– Зачем? – Констанция удивилась.
– Я-то был совершенно уверен, что его похоронили при часах с цепочкой, – сказал дядя Джулиан. – Брат не из тех, кто легко расстается с вещами. Полагаю, он просто не знал, что ее отобрали.
– Она дорогая, – Чарльз терпеливо объяснял Констанции. – Это золотая цепочка, она, вероятно, стоит немалых денег. Разумные люди не прибивают на деревья такие ценные вещи.
– Успокойся, обед остынет.
– Я возьму ее и положу обратно в шкатулку, – сказал Чарльз. Никто, кроме меня, не заметил, что он знает, где ей положено лежать. Он поглядел на меня. – Мы еще выясним, как цепочка попала на дерево.
– Ее повесила Маркиса, – сказала Констанция. – Садись обедать.
– Откуда ты знаешь? Про Мари?
– Она всегда так делает, – Констанция улыбнулась мне. – Глупышка-Маркиса.
– Неужели правда? – Чарльз медленно пошел к столу, не сводя с меня глаз.
– Брат любил себя чрезвычайно, – произнес дядя Джулиан. – Самовлюбленный человек и весьма нечистоплотный.
На кухне все стихло; Констанция пошла укладывать дядю Джулиана, он всегда спал после обеда.
– Куда же денется бедняжка Мари, если сестра выгонит ее из дома? – спросил Чарльз у Ионы; тот прислушался. – Что станется с бедняжкой Мари, если Констанция и Чарльз ее разлюбят?
Не знаю, с чего мне вдруг взбрело в голову, что Чарльза можно попросить – и он уедет. Я отчего-то решила, что достаточно попросить его повежливей; наверно, сам он об отъезде и не думает – значит, надо ему напомнить. И поскорее, иначе дом пропитается его духом насквозь – не смоешь, не вытравишь никогда. Дом и так уже пропах им, его табаком и лосьоном для бритья; братец целыми днями топает по всем комнатам, оставляет на кухне трубку, раскидывает повсюду перчатки, кисет и бесчисленные коробки спичек. Он ходит в поселок каждый день, приносит газеты и бросает их повсюду, даже на кухне, а там они могут попасться на глаза Констанции. Искрой от трубки он прожег обивку на стуле в гостиной; Констанция не заметила, а я решила ей не показывать, надеялась, что теперь оскорбленный дом отторгнет Чарльза сам.
– Констанция, он не говорил, что собирается уезжать? – спросила я одним прекрасным утром; Чарльз жил в доме уже три дня.
Констанция сердилась все больше и больше, когда я заговаривала о его отъезде; прежде она всегда слушала меня с улыбкой и сердилась только, когда мы с Ионой нашкодим; теперь часто хмурилась, словно вдруг взглянула на меня иными глазами.
– Я уже сто раз тебе говорила: не смей болтать глупости про Чарльза. Он наш брат, мы его пригласили, а уедет он – когда захочет.
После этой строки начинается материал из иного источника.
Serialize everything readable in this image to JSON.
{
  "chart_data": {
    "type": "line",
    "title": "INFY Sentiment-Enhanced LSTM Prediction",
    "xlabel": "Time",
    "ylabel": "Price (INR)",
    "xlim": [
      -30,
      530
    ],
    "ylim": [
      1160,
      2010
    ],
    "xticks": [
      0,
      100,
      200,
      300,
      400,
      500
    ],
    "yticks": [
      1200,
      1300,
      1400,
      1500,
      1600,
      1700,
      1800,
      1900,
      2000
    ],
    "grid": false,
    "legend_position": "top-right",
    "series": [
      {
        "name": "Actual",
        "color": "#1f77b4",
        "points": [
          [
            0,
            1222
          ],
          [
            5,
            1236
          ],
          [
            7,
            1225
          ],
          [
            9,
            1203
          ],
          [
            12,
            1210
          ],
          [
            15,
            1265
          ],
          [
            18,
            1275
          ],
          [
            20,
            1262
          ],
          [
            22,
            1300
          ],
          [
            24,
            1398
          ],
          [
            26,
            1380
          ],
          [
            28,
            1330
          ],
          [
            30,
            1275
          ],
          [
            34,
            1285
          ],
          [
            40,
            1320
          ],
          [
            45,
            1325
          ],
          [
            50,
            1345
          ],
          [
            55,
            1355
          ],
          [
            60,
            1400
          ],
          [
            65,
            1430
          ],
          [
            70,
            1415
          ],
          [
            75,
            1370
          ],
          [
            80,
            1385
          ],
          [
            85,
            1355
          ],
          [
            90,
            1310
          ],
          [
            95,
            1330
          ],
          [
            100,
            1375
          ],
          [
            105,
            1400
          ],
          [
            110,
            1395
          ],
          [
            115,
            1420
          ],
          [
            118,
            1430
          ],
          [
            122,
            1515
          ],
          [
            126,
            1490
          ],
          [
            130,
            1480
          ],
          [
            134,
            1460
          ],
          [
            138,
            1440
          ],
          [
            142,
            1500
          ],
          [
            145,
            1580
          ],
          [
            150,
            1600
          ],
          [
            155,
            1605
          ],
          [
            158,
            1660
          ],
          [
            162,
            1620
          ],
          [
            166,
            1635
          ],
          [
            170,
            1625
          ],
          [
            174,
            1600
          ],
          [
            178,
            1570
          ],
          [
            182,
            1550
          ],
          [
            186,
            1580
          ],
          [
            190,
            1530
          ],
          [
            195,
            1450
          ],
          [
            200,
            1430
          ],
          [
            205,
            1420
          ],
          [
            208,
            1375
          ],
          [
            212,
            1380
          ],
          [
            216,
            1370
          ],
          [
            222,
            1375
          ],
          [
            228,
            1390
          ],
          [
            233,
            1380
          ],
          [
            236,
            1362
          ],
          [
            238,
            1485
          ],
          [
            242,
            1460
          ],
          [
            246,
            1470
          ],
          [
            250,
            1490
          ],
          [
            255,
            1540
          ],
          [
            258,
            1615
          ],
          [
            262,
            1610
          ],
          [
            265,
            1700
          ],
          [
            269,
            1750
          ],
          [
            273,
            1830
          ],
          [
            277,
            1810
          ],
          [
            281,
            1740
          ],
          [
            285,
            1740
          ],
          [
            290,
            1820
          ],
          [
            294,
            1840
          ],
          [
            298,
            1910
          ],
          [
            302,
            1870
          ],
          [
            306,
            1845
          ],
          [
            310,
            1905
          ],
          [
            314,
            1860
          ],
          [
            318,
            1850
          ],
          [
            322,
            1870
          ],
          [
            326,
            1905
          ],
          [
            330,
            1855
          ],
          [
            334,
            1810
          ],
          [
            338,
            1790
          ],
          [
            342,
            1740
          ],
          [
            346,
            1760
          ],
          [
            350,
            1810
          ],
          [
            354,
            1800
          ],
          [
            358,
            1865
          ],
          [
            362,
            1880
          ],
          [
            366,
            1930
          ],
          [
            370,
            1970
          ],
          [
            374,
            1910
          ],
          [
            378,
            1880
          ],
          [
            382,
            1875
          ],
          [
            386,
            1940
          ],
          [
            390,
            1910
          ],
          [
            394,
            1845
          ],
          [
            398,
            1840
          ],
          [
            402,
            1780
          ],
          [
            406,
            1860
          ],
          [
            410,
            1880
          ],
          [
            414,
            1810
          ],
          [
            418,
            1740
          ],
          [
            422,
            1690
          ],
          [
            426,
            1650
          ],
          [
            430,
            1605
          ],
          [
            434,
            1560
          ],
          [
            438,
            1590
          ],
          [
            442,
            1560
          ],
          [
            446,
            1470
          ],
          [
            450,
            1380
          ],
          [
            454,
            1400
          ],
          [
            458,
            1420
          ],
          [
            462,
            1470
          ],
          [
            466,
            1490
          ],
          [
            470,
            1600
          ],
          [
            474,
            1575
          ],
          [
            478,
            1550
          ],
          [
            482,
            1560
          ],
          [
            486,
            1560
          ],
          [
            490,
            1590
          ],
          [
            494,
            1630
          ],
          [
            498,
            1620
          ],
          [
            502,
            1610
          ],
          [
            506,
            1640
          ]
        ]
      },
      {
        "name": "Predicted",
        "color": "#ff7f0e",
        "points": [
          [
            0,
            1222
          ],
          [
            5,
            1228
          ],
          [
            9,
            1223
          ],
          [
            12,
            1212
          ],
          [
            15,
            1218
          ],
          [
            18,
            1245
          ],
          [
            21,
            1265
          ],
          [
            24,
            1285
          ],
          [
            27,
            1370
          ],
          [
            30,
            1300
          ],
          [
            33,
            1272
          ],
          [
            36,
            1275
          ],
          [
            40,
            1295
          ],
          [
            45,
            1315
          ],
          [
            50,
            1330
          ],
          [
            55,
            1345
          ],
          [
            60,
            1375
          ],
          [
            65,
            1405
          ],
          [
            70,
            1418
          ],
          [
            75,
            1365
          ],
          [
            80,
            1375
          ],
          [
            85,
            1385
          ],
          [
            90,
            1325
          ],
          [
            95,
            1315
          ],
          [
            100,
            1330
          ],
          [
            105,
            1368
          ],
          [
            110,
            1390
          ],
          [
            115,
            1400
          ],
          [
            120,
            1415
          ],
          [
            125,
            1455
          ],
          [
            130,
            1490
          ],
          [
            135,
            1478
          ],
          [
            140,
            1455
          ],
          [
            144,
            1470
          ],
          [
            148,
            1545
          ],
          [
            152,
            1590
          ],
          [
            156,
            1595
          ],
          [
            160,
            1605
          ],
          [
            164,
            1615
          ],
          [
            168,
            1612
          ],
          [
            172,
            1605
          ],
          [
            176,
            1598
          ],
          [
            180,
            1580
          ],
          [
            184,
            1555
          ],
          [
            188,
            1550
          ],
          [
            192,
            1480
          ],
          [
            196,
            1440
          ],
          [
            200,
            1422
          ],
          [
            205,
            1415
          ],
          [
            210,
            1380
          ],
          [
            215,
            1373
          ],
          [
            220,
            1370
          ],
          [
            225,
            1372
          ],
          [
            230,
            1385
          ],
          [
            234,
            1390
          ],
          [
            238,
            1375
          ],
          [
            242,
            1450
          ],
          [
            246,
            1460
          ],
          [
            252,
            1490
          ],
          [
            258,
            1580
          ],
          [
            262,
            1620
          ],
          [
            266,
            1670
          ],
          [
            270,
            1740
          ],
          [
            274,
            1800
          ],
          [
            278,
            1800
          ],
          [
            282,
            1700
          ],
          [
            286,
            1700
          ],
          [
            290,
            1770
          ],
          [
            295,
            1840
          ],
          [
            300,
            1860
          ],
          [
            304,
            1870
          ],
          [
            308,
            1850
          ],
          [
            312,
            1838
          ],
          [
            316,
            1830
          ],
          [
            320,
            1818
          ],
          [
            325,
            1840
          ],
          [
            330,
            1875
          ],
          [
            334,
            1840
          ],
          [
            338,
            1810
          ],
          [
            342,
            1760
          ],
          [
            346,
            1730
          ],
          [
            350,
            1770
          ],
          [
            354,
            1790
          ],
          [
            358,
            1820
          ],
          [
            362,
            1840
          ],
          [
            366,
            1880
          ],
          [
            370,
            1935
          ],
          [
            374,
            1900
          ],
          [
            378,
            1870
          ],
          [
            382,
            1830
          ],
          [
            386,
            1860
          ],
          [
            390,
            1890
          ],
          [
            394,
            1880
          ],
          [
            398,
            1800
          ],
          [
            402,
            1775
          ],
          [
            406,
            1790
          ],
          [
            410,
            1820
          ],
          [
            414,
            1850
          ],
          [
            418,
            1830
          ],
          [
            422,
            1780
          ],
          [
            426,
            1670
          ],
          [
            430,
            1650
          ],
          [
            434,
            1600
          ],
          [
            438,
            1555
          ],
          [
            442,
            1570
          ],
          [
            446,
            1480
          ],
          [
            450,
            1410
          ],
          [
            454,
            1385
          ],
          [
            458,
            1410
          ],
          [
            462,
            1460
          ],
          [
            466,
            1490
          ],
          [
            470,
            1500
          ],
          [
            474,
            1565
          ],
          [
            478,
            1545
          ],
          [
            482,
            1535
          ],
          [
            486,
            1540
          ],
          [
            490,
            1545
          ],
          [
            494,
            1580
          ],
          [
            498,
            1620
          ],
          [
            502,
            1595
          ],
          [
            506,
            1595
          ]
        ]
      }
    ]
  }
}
– Дяде Джулиану от него хуже.
– Просто Чарльз старается отвлечь дядю Джулиана от печальных воспоминаний. И я с ним согласна. Дяде Джулиану надо больше радоваться.
– Зачем ему радоваться, если он все равно умрет?
– Я не исполнила свой долг, – сказала Констанция.
– Что такое долг?
– Я здесь пряталась, – Констанция говорила медленно, точно подбирала слова на ощупь. Она стояла у плиты в солнечных лучах – золотоволосая, синеглазая, но неулыбчивая – и медленно говорила:
– Из-за меня дядя Джулиан живет прошлым, бесконечно проживает тот ужасный день. И ты у меня совсем одичала; когда ты причесывалась в последний раз?